WAR HEROES and assassinated police officers will be among those who will be remembered on a village's new memorial.
Plans for a landscaped memorial area in front of St Paul's Church in Croft Road, Woldingham, have been submitted to Tandridge District Council.
The new memorial would replace the current rotting wooden structure inside the church.
All being well, it would be installed before Remembrance Day 2014 – the centenary of the outbreak of the First World War.
Liam O'Connor, the London-based architect behind the scheme, also designed the Bomber Command Memorial in Green Park by Hyde park Corner.
He proposes erecting two stone plinths – one with a wreath carved in contrasting stone – listing almost 50 former villagers who died either in action or in service of their community.
Four stone benches and lines of low yew hedges would "create a peaceful place for reflection and remembrance", according to the planning application.
Peter Johnson, of Butlers Dene Road, who is chairman of the memorial appeal committee, said: "As a 1940 baby, I have often thought that I owe my life today to such as those whom we now seek to remember properly in Woldingham.
"We are the only village in Surrey which does not have an external stone memorial to the war dead, and others."
He said the memorial will link to National Curriculum studies for children at nearby Woodlea Primary School, as well as providing a focus for future Remembrance Day events.
Mr Johnson said if the plan gets assent from the council and Southwark diocese, a village-wide appeal will be launched in the autumn.

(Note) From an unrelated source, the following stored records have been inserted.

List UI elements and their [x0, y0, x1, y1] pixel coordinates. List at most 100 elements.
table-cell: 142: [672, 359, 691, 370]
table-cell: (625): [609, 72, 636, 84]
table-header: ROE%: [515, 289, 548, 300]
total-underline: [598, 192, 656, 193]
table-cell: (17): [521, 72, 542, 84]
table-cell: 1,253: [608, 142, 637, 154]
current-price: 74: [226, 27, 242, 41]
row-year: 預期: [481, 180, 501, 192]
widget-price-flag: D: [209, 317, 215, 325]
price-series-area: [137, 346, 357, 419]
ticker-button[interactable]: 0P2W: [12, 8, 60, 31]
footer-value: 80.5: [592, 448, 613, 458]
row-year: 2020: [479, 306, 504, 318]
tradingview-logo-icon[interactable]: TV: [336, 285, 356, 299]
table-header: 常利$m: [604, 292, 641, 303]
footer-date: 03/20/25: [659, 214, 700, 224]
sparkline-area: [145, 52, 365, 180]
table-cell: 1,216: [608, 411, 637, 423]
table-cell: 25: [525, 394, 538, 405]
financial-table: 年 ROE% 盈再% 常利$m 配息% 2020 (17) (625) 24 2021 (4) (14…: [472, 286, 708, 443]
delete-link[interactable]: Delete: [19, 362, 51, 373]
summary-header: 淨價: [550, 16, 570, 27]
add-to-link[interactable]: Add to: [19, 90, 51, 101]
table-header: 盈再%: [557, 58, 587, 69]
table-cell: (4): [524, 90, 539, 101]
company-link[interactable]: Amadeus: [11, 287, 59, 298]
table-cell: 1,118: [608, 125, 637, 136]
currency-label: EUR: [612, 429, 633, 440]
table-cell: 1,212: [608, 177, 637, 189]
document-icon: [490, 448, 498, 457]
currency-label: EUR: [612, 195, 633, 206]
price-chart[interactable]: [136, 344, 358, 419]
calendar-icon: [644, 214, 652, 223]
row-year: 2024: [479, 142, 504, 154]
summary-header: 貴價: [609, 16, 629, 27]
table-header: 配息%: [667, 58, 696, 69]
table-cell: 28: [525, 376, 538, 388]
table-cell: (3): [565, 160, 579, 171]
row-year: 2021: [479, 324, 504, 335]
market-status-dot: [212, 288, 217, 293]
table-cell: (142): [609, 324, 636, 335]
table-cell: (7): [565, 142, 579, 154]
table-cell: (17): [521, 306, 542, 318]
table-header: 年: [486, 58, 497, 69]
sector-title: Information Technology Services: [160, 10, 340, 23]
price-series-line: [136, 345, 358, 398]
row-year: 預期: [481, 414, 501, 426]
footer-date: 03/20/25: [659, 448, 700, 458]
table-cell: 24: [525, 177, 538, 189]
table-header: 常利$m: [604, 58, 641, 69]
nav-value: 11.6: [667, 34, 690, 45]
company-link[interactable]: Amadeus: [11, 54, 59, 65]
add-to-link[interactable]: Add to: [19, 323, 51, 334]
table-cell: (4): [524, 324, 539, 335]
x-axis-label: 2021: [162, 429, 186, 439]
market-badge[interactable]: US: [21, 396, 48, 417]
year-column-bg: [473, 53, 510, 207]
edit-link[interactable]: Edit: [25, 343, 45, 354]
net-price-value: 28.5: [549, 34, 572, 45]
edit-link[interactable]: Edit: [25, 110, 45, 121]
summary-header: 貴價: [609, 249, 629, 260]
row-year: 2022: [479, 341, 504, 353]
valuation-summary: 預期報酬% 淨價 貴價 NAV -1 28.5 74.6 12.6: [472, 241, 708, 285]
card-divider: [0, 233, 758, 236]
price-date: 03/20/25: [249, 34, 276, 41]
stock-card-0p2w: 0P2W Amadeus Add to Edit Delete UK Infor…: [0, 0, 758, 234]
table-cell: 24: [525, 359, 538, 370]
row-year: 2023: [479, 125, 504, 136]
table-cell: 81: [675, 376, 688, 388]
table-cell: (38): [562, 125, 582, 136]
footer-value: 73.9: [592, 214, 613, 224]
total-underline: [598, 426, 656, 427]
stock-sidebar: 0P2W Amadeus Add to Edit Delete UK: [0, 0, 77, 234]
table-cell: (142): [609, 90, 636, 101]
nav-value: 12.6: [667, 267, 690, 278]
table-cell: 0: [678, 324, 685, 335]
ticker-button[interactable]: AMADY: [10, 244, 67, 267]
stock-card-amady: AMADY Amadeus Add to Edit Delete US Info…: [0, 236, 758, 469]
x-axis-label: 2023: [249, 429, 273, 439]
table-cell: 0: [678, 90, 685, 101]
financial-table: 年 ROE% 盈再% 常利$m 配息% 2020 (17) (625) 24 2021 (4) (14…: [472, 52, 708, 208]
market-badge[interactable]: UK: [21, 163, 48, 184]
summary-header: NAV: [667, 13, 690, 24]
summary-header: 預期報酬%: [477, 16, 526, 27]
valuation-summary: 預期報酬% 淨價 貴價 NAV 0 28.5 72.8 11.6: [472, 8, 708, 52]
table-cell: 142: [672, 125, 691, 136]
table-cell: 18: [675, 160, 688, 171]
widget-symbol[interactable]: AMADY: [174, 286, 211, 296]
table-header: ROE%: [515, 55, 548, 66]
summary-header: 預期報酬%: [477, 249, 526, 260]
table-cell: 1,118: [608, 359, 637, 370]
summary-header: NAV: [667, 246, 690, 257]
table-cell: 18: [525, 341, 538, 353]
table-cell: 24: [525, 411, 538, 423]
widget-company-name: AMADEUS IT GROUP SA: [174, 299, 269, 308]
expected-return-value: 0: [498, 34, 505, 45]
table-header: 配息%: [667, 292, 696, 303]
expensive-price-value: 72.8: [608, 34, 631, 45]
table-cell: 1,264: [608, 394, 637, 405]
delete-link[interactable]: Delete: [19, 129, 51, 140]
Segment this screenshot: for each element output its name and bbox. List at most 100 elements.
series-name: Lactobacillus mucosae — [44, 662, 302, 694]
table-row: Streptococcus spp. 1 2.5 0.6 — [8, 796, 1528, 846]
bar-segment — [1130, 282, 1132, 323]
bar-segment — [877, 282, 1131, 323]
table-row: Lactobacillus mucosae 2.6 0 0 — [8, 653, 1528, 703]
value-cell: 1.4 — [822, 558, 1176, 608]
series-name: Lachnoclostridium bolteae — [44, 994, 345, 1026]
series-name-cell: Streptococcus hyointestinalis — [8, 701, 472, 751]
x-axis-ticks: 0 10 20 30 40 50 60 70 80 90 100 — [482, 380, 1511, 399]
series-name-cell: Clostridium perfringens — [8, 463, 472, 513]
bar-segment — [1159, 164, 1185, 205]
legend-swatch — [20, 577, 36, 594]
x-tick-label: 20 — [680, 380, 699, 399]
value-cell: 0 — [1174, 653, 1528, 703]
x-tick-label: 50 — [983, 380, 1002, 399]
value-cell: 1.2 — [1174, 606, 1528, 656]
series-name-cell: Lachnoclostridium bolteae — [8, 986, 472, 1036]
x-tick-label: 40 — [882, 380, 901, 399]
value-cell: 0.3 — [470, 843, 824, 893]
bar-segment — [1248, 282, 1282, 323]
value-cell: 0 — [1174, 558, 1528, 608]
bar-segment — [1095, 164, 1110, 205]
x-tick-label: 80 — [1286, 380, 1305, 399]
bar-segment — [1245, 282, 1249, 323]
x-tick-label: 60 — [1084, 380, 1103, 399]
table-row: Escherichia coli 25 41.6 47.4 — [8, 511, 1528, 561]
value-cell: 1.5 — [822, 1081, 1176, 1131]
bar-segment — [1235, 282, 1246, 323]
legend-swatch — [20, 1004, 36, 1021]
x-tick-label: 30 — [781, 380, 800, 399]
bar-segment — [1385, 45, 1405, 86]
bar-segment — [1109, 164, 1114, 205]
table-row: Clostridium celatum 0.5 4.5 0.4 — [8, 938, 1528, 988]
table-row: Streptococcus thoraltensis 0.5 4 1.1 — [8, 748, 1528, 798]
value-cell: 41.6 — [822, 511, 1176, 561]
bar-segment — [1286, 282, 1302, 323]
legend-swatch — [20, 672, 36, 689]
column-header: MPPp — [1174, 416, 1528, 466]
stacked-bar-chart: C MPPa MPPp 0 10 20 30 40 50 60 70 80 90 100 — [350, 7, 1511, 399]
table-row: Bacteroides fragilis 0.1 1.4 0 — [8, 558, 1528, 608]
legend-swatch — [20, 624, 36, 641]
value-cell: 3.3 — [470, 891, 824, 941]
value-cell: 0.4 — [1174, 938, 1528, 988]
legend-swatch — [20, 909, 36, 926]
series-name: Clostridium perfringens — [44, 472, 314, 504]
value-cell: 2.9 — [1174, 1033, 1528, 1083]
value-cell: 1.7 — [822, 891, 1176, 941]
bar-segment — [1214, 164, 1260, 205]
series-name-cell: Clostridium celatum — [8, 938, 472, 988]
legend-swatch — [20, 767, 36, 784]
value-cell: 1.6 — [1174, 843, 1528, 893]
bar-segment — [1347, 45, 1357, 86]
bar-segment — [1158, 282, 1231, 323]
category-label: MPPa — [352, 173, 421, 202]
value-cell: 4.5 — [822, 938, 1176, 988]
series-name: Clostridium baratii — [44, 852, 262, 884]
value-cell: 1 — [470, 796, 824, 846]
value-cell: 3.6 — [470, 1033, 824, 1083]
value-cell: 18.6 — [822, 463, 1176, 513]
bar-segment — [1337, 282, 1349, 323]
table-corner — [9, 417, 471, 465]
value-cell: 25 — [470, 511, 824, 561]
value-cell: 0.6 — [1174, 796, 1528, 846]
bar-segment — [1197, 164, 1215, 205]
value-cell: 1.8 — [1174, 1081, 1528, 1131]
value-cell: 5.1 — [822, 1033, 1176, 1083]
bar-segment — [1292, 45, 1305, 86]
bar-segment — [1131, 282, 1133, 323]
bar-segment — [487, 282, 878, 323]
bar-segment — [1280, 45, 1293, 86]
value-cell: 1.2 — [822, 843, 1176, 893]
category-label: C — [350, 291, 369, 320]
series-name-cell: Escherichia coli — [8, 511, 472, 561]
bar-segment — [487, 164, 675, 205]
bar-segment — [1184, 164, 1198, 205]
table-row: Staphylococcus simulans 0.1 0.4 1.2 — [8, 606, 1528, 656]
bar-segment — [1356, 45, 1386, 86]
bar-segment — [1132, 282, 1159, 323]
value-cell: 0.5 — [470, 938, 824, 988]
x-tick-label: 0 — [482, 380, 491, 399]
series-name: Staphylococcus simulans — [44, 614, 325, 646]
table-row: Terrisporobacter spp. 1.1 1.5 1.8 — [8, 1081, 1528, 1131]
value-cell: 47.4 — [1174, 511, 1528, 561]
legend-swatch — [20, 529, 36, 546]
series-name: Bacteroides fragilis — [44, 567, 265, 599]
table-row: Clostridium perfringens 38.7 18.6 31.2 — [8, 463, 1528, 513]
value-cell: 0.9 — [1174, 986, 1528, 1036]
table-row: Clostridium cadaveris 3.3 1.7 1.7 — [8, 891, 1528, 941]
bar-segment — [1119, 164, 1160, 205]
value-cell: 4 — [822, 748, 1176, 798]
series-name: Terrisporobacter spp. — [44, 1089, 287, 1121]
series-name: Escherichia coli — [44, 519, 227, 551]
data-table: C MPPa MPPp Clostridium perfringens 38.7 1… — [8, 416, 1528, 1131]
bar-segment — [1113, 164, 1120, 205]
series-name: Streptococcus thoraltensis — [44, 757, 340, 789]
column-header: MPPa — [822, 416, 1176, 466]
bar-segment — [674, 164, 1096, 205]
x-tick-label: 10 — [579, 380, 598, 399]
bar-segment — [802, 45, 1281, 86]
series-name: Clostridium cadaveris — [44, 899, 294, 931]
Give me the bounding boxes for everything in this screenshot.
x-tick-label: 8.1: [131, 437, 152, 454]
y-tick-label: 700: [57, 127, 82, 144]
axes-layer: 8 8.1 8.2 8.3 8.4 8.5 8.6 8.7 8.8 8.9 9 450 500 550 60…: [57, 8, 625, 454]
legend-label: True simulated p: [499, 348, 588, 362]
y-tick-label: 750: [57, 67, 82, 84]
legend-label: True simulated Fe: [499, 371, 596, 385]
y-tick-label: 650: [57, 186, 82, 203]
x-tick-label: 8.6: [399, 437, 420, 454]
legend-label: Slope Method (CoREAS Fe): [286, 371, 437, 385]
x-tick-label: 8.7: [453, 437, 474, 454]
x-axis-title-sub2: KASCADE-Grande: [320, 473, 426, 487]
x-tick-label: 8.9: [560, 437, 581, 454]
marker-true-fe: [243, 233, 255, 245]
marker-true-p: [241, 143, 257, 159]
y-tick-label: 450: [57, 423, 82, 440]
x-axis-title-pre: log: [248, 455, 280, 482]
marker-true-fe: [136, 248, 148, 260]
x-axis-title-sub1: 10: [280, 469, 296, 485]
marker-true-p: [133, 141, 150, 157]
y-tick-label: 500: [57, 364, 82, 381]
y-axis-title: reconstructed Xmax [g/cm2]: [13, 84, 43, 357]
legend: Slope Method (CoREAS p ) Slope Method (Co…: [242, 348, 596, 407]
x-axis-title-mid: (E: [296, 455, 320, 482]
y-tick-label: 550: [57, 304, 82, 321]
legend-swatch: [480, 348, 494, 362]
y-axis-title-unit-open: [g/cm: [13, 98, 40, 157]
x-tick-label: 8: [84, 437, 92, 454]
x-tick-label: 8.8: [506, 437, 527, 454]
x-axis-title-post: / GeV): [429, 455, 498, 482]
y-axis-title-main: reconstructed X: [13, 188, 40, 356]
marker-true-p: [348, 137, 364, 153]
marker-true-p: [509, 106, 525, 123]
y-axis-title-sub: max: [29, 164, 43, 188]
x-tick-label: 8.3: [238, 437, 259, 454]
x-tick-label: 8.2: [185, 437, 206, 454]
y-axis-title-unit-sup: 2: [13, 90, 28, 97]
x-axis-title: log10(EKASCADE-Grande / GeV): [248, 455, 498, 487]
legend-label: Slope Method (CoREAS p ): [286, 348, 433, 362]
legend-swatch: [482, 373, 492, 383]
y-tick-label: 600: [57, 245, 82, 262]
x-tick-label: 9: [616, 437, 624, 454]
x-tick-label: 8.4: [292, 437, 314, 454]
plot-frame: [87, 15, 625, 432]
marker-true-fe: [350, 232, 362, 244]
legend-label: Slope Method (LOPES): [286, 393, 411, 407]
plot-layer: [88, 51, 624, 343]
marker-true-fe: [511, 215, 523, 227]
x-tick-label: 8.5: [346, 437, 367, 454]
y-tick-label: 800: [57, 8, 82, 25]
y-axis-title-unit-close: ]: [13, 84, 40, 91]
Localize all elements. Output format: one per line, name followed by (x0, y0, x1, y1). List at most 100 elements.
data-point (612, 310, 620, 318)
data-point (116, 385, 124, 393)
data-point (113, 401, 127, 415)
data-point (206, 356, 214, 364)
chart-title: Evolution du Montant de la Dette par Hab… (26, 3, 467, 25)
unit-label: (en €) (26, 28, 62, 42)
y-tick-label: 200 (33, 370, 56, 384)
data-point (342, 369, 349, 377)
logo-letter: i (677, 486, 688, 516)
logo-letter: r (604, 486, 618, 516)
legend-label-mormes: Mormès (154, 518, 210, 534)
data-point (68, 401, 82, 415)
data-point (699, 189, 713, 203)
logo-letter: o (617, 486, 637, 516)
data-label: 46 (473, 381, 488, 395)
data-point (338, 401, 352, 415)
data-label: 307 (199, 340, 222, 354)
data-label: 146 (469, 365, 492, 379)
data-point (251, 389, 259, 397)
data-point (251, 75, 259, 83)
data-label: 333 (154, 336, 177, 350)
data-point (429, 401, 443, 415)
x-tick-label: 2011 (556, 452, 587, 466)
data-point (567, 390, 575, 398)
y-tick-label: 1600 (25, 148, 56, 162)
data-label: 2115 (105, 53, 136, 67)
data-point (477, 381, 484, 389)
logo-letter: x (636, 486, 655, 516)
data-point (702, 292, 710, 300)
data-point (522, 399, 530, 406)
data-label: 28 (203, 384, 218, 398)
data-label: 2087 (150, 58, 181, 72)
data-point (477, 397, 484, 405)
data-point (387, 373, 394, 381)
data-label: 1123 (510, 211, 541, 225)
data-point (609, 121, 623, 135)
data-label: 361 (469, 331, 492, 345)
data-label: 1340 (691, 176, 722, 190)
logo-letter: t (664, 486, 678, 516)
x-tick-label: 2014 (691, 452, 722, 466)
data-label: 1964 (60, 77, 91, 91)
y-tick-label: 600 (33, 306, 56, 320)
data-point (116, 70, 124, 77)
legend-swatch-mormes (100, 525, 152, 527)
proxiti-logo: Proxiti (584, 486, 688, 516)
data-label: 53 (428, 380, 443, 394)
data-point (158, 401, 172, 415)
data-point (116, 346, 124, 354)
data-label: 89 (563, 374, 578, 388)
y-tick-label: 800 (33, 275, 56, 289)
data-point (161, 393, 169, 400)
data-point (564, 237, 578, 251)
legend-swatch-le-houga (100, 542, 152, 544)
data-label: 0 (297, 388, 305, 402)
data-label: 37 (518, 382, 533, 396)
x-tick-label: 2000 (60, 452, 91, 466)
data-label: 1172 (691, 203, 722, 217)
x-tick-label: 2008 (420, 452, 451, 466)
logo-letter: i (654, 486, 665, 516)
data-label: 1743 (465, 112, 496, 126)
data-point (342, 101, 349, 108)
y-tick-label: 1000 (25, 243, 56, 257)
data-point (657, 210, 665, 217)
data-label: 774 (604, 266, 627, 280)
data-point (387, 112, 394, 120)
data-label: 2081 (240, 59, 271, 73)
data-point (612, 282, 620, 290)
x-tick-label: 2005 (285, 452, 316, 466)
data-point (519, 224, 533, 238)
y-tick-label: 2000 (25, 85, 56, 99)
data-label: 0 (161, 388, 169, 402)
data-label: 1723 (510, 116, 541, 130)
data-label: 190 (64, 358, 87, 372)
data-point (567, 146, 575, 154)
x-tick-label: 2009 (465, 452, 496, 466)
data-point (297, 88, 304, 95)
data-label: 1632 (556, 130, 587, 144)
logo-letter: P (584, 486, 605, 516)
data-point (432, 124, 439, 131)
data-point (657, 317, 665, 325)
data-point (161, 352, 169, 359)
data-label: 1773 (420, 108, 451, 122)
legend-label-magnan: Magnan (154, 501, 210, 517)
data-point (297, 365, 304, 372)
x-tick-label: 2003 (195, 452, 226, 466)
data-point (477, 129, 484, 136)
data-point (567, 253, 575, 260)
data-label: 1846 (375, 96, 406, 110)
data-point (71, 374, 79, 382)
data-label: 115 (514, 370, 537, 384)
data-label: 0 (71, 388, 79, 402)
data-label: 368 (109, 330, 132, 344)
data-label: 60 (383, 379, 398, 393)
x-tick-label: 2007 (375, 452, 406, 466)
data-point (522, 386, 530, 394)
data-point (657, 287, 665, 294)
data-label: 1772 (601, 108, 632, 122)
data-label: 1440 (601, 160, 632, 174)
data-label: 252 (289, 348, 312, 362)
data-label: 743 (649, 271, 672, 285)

But he said it was still too early to say how much it will cost.
Christopher Roberts, a churchwarden at St Paul's, said the present wooden memorial in the church is irreparable with woodworm.
Among those who will be commemorated on the new memorial will be William T Barden.
The 28-year-old died in 1912 in one of the first-ever submarine disasters.
The boat he was on collided with HMS Hazard during trials in the Solent, and all 14 crew members died.
Another prominent ex-serviceman who will feature is Pilot Officer Owen Jenkins.
He was gunned down by a German pilot as he parachuted down over Woldingham in 1940.
The memorial will not be limited to service personnel.
Father and daughter Raymond and Linda Baggley – who both served with the Royal Ulster Constabulary – will also be commemorated.
Mr Baggley was shot dead by a gunman while on foot patrol in Northern Ireland in 1974, aged 42.
Cruelly, his daughter, aged just 19, suffered the same fate two years later, when she was shot in the neck.